Monday, July 22, 2019

organic chemistry - Why does fructose reduce Tollen's reagent and Fehling's solution?


Even though fructose is a ketohexose (ketone-containing hexose, a six-carbon monosaccharide), it reduces Tollen's reagent and Fehling's solution. Generally, a ketone does not reduces Tollen's reagent and Fehling's solution. So, why is this possible in the case of fructose?



Answer



The presence of the hydrogen atom in the aldehyde group gives reducing properties to the aldehyde molecule. Aldehydes are easily oxidized by mild oxidizing agents such as Tollens’ reagent ($\ce{Ag+}$ in aqueous ammonia), Fehling’s reagent ($\ce{Cu^2+}$ complexed with tartrate), or Benedict’s reagent ($\ce{Cu^2+}$ complexed with citrate). Ketones do not have such reducing properties and are not oxidized under similar conditions. Therefore, Tollens’ reagent, Fehling’s reagent, or Benedict’s reagent can be used to distinguish aldehydes from ketones.


However, fructose reduces such reagents even though it contains no aldehyde group. Reduction occurs because the reagents are basic solutions and fructose is readily isomerized to a mixture of aldoses (glucose and mannose) under basic conditions.

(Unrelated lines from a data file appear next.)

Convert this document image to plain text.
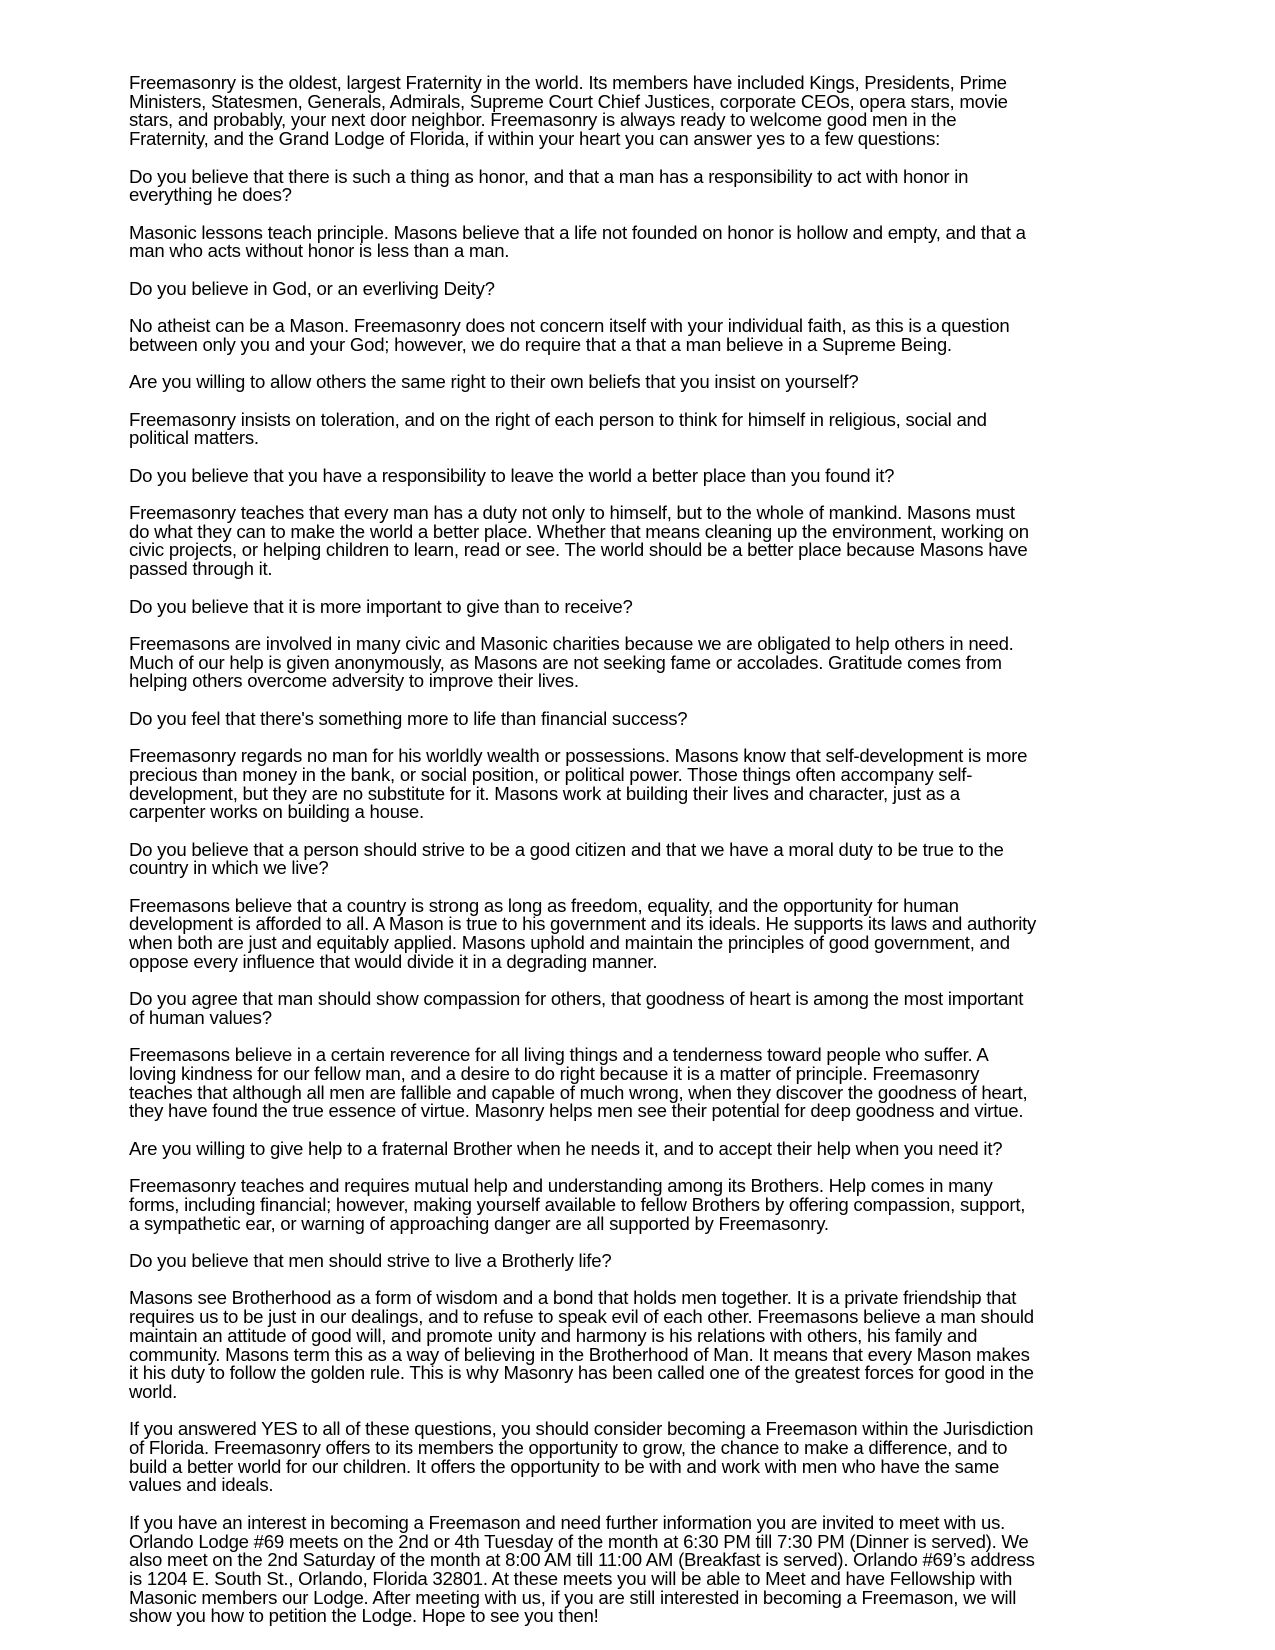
Freemasonry is the oldest, largest Fraternity in the world. Its members have included Kings, Presidents, Prime
Ministers, Statesmen, Generals, Admirals, Supreme Court Chief Justices, corporate CEOs, opera stars, movie
stars, and probably, your next door neighbor. Freemasonry is always ready to welcome good men in the
Fraternity, and the Grand Lodge of Florida, if within your heart you can answer yes to a few questions:
Do you believe that there is such a thing as honor, and that a man has a responsibility to act with honor in
everything he does?
Masonic lessons teach principle. Masons believe that a life not founded on honor is hollow and empty, and that a
man who acts without honor is less than a man.
Do you believe in God, or an everliving Deity?
No atheist can be a Mason. Freemasonry does not concern itself with your individual faith, as this is a question
between only you and your God; however, we do require that a that a man believe in a Supreme Being.
Are you willing to allow others the same right to their own beliefs that you insist on yourself?
Freemasonry insists on toleration, and on the right of each person to think for himself in religious, social and
political matters.
Do you believe that you have a responsibility to leave the world a better place than you found it?
Freemasonry teaches that every man has a duty not only to himself, but to the whole of mankind. Masons must
do what they can to make the world a better place. Whether that means cleaning up the environment, working on
civic projects, or helping children to learn, read or see. The world should be a better place because Masons have
passed through it.
Do you believe that it is more important to give than to receive?
Freemasons are involved in many civic and Masonic charities because we are obligated to help others in need.
Much of our help is given anonymously, as Masons are not seeking fame or accolades. Gratitude comes from
helping others overcome adversity to improve their lives.
Do you feel that there's something more to life than financial success?
Freemasonry regards no man for his worldly wealth or possessions. Masons know that self-development is more
precious than money in the bank, or social position, or political power. Those things often accompany self-
development, but they are no substitute for it. Masons work at building their lives and character, just as a
carpenter works on building a house.
Do you believe that a person should strive to be a good citizen and that we have a moral duty to be true to the
country in which we live?
Freemasons believe that a country is strong as long as freedom, equality, and the opportunity for human
development is afforded to all. A Mason is true to his government and its ideals. He supports its laws and authority
when both are just and equitably applied. Masons uphold and maintain the principles of good government, and
oppose every influence that would divide it in a degrading manner.
Do you agree that man should show compassion for others, that goodness of heart is among the most important
of human values?
Freemasons believe in a certain reverence for all living things and a tenderness toward people who suffer. A
loving kindness for our fellow man, and a desire to do right because it is a matter of principle. Freemasonry
teaches that although all men are fallible and capable of much wrong, when they discover the goodness of heart,
they have found the true essence of virtue. Masonry helps men see their potential for deep goodness and virtue.
Are you willing to give help to a fraternal Brother when he needs it, and to accept their help when you need it?
Freemasonry teaches and requires mutual help and understanding among its Brothers. Help comes in many
forms, including financial; however, making yourself available to fellow Brothers by offering compassion, support,
a sympathetic ear, or warning of approaching danger are all supported by Freemasonry.
Do you believe that men should strive to live a Brotherly life?
Masons see Brotherhood as a form of wisdom and a bond that holds men together. It is a private friendship that
requires us to be just in our dealings, and to refuse to speak evil of each other. Freemasons believe a man should
maintain an attitude of good will, and promote unity and harmony is his relations with others, his family and
community. Masons term this as a way of believing in the Brotherhood of Man. It means that every Mason makes
it his duty to follow the golden rule. This is why Masonry has been called one of the greatest forces for good in the
world.
If you answered YES to all of these questions, you should consider becoming a Freemason within the Jurisdiction
of Florida. Freemasonry offers to its members the opportunity to grow, the chance to make a difference, and to
build a better world for our children. It offers the opportunity to be with and work with men who have the same
values and ideals.
If you have an interest in becoming a Freemason and need further information you are invited to meet with us.
Orlando Lodge #69 meets on the 2nd or 4th Tuesday of the month at 6:30 PM till 7:30 PM (Dinner is served). We
also meet on the 2nd Saturday of the month at 8:00 AM till 11:00 AM (Breakfast is served). Orlando #69’s address
is 1204 E. South St., Orlando, Florida 32801. At these meets you will be able to Meet and have Fellowship with
Masonic members our Lodge. After meeting with us, if you are still interested in becoming a Freemason, we will
show you how to petition the Lodge. Hope to see you then!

keto–enol tautomerization of fructose


Under basic conditions, the proton alpha to the carbonyl group (aldehyde or ketone) is reversibly removed. If the resulting enolate ion reprotonates on the oxygen, an enediol intermediate results. Thus, the base-catalyzed enediol rearrangemet can move the carbonyl group up and down the chain.

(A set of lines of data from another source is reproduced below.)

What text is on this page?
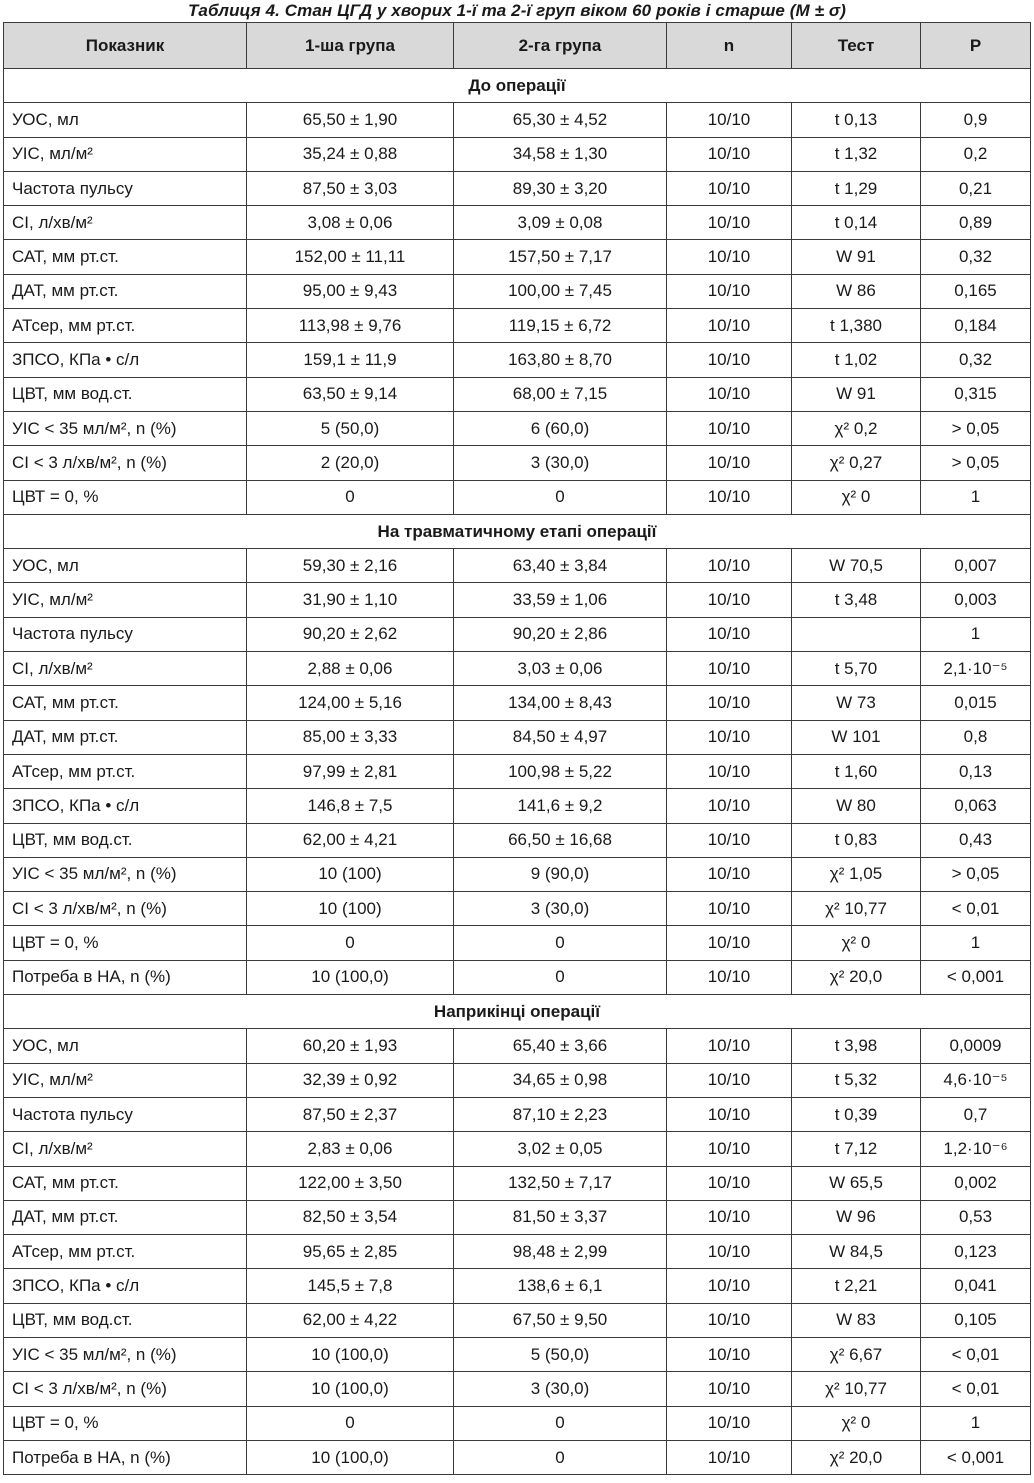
Таблиця 4. Стан ЦГД у хворих 1-ї та 2-ї груп віком 60 років і старше (M ± σ)
Показник	1-ша група	2-га група	n	Тест	P
До операції					
УОС, мл	65,50 ± 1,90	65,30 ± 4,52	10/10	t 0,13	0,9
УІС, мл/м²	35,24 ± 0,88	34,58 ± 1,30	10/10	t 1,32	0,2
Частота пульсу	87,50 ± 3,03	89,30 ± 3,20	10/10	t 1,29	0,21
СІ, л/хв/м²	3,08 ± 0,06	3,09 ± 0,08	10/10	t 0,14	0,89
САТ, мм рт.ст.	152,00 ± 11,11	157,50 ± 7,17	10/10	W 91	0,32
ДАТ, мм рт.ст.	95,00 ± 9,43	100,00 ± 7,45	10/10	W 86	0,165
АТсер, мм рт.ст.	113,98 ± 9,76	119,15 ± 6,72	10/10	t 1,380	0,184
ЗПСО, КПа • с/л	159,1 ± 11,9	163,80 ± 8,70	10/10	t 1,02	0,32
ЦВТ, мм вод.ст.	63,50 ± 9,14	68,00 ± 7,15	10/10	W 91	0,315
УІС < 35 мл/м², n (%)	5 (50,0)	6 (60,0)	10/10	χ² 0,2	> 0,05
СІ < 3 л/хв/м², n (%)	2 (20,0)	3 (30,0)	10/10	χ² 0,27	> 0,05
ЦВТ = 0, %	0	0	10/10	χ² 0	1
На травматичному етапі операції					
УОС, мл	59,30 ± 2,16	63,40 ± 3,84	10/10	W 70,5	0,007
УІС, мл/м²	31,90 ± 1,10	33,59 ± 1,06	10/10	t 3,48	0,003
Частота пульсу	90,20 ± 2,62	90,20 ± 2,86	10/10		1
СІ, л/хв/м²	2,88 ± 0,06	3,03 ± 0,06	10/10	t 5,70	2,1·10⁻⁵
САТ, мм рт.ст.	124,00 ± 5,16	134,00 ± 8,43	10/10	W 73	0,015
ДАТ, мм рт.ст.	85,00 ± 3,33	84,50 ± 4,97	10/10	W 101	0,8
АТсер, мм рт.ст.	97,99 ± 2,81	100,98 ± 5,22	10/10	t 1,60	0,13
ЗПСО, КПа • с/л	146,8 ± 7,5	141,6 ± 9,2	10/10	W 80	0,063
ЦВТ, мм вод.ст.	62,00 ± 4,21	66,50 ± 16,68	10/10	t 0,83	0,43
УІС < 35 мл/м², n (%)	10 (100)	9 (90,0)	10/10	χ² 1,05	> 0,05
СІ < 3 л/хв/м², n (%)	10 (100)	3 (30,0)	10/10	χ² 10,77	< 0,01
ЦВТ = 0, %	0	0	10/10	χ² 0	1
Потреба в НА, n (%)	10 (100,0)	0	10/10	χ² 20,0	< 0,001
Наприкінці операції					
УОС, мл	60,20 ± 1,93	65,40 ± 3,66	10/10	t 3,98	0,0009
УІС, мл/м²	32,39 ± 0,92	34,65 ± 0,98	10/10	t 5,32	4,6·10⁻⁵
Частота пульсу	87,50 ± 2,37	87,10 ± 2,23	10/10	t 0,39	0,7
СІ, л/хв/м²	2,83 ± 0,06	3,02 ± 0,05	10/10	t 7,12	1,2·10⁻⁶
САТ, мм рт.ст.	122,00 ± 3,50	132,50 ± 7,17	10/10	W 65,5	0,002
ДАТ, мм рт.ст.	82,50 ± 3,54	81,50 ± 3,37	10/10	W 96	0,53
АТсер, мм рт.ст.	95,65 ± 2,85	98,48 ± 2,99	10/10	W 84,5	0,123
ЗПСО, КПа • с/л	145,5 ± 7,8	138,6 ± 6,1	10/10	t 2,21	0,041
ЦВТ, мм вод.ст.	62,00 ± 4,22	67,50 ± 9,50	10/10	W 83	0,105
УІС < 35 мл/м², n (%)	10 (100,0)	5 (50,0)	10/10	χ² 6,67	< 0,01
СІ < 3 л/хв/м², n (%)	10 (100,0)	3 (30,0)	10/10	χ² 10,77	< 0,01
ЦВТ = 0, %	0	0	10/10	χ² 0	1
Потреба в НА, n (%)	10 (100,0)	0	10/10	χ² 20,0	< 0,001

Furthermore, in the enolate ion, the affected carbon atom is no longer asymmetric. Reprotonation can occur on either face of the enolate, giving either configuration. Thus, the base-catalyzed epimerization results in a mixture of stereoisomers.


Therefore, under strongly basic conditions, the combination of enediol rearrangements and epimerization leads to a complex mixture of sugars (see also: Lobry de Bruyn–van Ekenstein transformation).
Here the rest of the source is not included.